Un accord n’a de sens que s’il est possible de faire confiance à l’Iran. Or le rapport publié par l’Agence internationale de l’énergie atomique (AIEA) il y a deux semaines prouve qu’il est impossible de faire confiance à l’Iran. Le rapport confirme que les stocks d’uranium enrichi de Téhéran ne cessent de croître (ils ont atteint environ 15.000 kilos), que l’Iran développe une charge nucléaire pour un missile (en d’autres termes, que Téhéran développe une ogive nucléaire), que l’Iran cache son programme militaire et empêche l’accès à l’AIEA à ses installations militaires de Parchin.

Parchin n’est pas le seul site nucléaire militaire que l’Iran a essayé de cacher à l’Occident. Le 24 février 2015, le groupe d’opposition iranien MEK (qui a révélé l’existence des installations nucléaires secrètes à Natantz et à Arak) a révélé une installation souterraine près de Téhéran (“Lavizan 3”) où l’Iran développe une nouvelle génération de centrifugeuses à haut débit pour l’enrichissement d’uranium.
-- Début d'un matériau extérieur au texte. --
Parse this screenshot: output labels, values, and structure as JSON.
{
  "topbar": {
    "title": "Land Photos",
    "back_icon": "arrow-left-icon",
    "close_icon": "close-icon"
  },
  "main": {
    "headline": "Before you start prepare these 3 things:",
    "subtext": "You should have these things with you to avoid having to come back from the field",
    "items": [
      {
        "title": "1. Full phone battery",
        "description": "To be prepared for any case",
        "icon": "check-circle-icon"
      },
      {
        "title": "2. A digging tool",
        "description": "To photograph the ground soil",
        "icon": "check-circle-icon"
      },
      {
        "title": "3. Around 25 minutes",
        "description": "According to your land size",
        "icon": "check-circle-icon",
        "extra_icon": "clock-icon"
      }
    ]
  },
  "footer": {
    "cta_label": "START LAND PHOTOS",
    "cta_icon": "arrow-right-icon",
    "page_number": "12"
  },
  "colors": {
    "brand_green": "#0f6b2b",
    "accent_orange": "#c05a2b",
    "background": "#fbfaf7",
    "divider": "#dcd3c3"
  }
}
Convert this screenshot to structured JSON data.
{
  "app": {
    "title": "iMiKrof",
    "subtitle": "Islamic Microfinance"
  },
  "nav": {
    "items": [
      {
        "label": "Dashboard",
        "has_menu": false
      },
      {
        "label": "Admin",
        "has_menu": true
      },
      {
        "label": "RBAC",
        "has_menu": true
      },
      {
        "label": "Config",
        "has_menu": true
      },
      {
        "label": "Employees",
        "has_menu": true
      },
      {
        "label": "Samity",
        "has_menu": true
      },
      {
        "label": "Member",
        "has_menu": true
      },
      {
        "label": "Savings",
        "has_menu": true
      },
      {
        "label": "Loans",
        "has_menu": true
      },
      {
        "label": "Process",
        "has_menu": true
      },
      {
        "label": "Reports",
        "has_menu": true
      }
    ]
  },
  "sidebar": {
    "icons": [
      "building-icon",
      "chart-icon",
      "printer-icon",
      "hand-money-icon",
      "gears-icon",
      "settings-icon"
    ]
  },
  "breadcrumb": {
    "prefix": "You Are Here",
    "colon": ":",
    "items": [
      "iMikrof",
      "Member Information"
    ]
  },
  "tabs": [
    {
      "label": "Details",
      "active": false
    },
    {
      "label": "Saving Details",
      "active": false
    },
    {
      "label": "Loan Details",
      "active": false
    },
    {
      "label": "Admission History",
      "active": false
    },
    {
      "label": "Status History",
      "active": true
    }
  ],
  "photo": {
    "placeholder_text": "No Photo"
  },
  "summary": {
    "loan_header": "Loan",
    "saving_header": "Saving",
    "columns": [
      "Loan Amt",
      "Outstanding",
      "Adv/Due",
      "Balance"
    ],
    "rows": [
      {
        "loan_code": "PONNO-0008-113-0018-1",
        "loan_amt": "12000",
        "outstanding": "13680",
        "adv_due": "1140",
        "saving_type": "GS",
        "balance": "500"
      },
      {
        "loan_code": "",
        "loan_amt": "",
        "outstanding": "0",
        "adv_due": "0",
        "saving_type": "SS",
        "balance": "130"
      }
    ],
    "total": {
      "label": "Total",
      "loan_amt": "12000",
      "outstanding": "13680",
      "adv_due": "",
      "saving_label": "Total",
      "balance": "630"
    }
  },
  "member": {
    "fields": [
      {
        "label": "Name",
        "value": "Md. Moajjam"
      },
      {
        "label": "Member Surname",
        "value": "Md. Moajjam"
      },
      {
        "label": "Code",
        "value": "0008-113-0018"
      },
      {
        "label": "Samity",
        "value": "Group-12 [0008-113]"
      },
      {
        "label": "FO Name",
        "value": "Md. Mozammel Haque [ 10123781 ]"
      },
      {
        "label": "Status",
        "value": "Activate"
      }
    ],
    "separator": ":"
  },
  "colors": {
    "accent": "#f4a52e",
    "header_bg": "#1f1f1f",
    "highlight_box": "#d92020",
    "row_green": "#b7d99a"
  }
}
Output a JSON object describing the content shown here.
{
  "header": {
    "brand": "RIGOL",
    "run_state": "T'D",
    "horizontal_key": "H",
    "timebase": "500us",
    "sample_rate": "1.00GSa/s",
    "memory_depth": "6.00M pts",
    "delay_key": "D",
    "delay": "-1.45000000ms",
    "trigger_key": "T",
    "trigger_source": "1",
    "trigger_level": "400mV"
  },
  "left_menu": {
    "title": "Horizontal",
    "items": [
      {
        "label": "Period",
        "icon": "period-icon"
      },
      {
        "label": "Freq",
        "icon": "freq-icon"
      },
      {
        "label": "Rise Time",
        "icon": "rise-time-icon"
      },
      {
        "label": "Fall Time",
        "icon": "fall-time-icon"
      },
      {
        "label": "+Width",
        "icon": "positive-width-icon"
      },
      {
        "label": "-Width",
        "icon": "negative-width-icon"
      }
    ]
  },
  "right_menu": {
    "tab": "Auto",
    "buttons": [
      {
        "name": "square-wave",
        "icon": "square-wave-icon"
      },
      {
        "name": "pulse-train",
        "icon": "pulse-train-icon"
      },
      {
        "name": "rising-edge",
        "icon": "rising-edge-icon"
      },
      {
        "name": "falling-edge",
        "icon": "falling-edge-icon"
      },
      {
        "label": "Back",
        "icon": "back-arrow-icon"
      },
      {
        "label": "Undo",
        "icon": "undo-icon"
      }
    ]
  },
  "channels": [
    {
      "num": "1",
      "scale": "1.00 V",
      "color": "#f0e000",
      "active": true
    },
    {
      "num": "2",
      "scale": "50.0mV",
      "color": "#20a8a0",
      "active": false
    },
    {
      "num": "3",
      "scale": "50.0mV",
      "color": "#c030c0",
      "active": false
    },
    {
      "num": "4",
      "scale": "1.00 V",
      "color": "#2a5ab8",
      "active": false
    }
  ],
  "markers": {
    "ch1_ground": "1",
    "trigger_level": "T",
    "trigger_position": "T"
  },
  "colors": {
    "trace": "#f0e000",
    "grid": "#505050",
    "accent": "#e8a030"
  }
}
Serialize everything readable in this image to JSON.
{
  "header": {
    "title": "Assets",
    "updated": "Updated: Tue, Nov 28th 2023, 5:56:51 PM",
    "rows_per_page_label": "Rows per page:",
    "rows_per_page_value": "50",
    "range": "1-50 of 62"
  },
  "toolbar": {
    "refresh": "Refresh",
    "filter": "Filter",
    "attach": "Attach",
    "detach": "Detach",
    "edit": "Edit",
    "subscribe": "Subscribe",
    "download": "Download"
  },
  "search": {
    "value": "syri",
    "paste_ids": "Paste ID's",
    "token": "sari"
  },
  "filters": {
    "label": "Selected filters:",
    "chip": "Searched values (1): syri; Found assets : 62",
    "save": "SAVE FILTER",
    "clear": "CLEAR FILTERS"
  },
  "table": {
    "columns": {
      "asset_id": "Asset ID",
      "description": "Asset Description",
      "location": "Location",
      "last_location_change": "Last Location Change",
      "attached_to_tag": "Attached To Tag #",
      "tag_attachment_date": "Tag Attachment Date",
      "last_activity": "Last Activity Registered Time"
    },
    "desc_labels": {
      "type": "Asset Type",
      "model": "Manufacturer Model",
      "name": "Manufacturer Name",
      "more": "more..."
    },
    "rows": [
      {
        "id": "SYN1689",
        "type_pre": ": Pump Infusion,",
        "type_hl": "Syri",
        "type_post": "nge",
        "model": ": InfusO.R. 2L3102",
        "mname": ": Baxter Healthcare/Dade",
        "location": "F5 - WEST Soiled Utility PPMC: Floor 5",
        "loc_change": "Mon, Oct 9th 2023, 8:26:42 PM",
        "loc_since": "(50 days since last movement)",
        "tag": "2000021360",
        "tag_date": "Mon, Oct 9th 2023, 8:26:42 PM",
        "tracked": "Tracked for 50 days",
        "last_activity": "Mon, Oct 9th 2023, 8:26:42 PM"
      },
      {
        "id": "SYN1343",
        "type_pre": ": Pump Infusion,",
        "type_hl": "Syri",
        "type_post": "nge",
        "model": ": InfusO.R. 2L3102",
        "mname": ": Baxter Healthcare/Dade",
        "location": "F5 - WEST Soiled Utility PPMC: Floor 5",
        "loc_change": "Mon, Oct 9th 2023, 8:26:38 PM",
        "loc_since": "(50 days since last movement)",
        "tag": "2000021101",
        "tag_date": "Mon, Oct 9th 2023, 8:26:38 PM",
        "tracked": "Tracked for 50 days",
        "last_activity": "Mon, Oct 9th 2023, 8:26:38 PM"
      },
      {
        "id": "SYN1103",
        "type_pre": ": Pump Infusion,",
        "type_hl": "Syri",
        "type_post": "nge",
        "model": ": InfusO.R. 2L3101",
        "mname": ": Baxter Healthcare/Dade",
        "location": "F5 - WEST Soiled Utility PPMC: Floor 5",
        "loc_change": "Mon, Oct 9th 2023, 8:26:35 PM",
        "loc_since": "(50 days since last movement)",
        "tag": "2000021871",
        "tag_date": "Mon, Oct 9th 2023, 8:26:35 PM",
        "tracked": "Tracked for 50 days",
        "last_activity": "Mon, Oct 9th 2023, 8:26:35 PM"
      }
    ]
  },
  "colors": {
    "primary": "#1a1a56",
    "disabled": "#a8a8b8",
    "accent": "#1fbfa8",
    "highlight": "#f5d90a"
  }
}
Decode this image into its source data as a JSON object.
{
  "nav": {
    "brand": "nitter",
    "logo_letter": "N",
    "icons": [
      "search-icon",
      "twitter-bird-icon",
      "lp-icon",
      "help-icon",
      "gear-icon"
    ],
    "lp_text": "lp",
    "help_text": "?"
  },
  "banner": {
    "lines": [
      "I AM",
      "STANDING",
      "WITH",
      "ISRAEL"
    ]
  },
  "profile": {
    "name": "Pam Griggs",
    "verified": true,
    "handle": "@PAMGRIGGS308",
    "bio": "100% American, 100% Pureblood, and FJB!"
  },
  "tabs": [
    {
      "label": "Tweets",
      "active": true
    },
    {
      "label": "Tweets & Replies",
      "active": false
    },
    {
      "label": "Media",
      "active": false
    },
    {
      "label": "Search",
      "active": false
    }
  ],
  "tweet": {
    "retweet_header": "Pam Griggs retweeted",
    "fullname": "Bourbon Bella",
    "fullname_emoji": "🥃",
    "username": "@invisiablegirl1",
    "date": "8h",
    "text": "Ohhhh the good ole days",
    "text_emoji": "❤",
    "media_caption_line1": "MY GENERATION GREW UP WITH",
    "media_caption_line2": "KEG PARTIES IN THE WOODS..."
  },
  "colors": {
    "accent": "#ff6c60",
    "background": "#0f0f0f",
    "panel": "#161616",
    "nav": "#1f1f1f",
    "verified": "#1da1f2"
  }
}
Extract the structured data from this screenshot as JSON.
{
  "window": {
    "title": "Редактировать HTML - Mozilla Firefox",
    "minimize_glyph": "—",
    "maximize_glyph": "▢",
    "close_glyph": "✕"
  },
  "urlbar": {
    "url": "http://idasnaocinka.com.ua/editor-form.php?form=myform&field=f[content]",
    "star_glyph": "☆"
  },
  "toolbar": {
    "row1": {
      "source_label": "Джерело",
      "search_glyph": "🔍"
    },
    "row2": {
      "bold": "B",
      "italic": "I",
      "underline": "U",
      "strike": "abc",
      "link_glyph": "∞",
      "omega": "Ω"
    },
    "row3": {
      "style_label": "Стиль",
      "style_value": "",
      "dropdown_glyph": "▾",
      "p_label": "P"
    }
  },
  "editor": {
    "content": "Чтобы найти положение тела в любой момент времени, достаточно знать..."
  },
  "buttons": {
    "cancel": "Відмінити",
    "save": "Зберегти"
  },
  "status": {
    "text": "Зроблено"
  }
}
Certains prétendent qu’il n’est pas dangereux de laisser à l’Iran la possibilité de fabriquer une bombe en moins d’un an parce que les Etats-Unis seront capables de s’en apercevoir à temps. Cette théorie est contredite par l’ancien chef de la CIA Michael Hayden, qui a déclaré à la Commission des Affaires étrangères de la Chambre des Représentant le 20 novembre 2014: “sans régime d’inspection permettant de visiter tous les sites dans un court préavis, les renseignements américains ne peuvent pas fournir d’avertissement adéquat sur les développements nucléaires iraniens.”

Pourquoi, donc, l’Administration Obama est-elle aussi irresponsable? Probablement parce qu’Obama veut à tout prix conclure un accord avant la fin de son mandat. Il veut un accord plus que les Iraniens. D’où la petite phrase de Netanyahou: “ils ont besoin de l’accord beaucoup plus que vous.” Obama semble penser le contraire. En effet, il est tellement déterminé à parvenir à un accord qu’il en envisage un qui mettrait clairement en danger Israël. C’est pourquoi Netanyahou a décidé de jouer le tout pour le tout.

C’était un risque calculé, et Netanyahu a eu raison de le prendre.

Emmanuel Navon dirige le département de Science politique et de Communication au Collège universitaire orthodoxe de Jérusalem et enseigne les relations internationales à l’Université de Tel Aviv et au Centre interdisciplinaire d’Herzliya. Il est membre du Forum Kohelet de politique publique.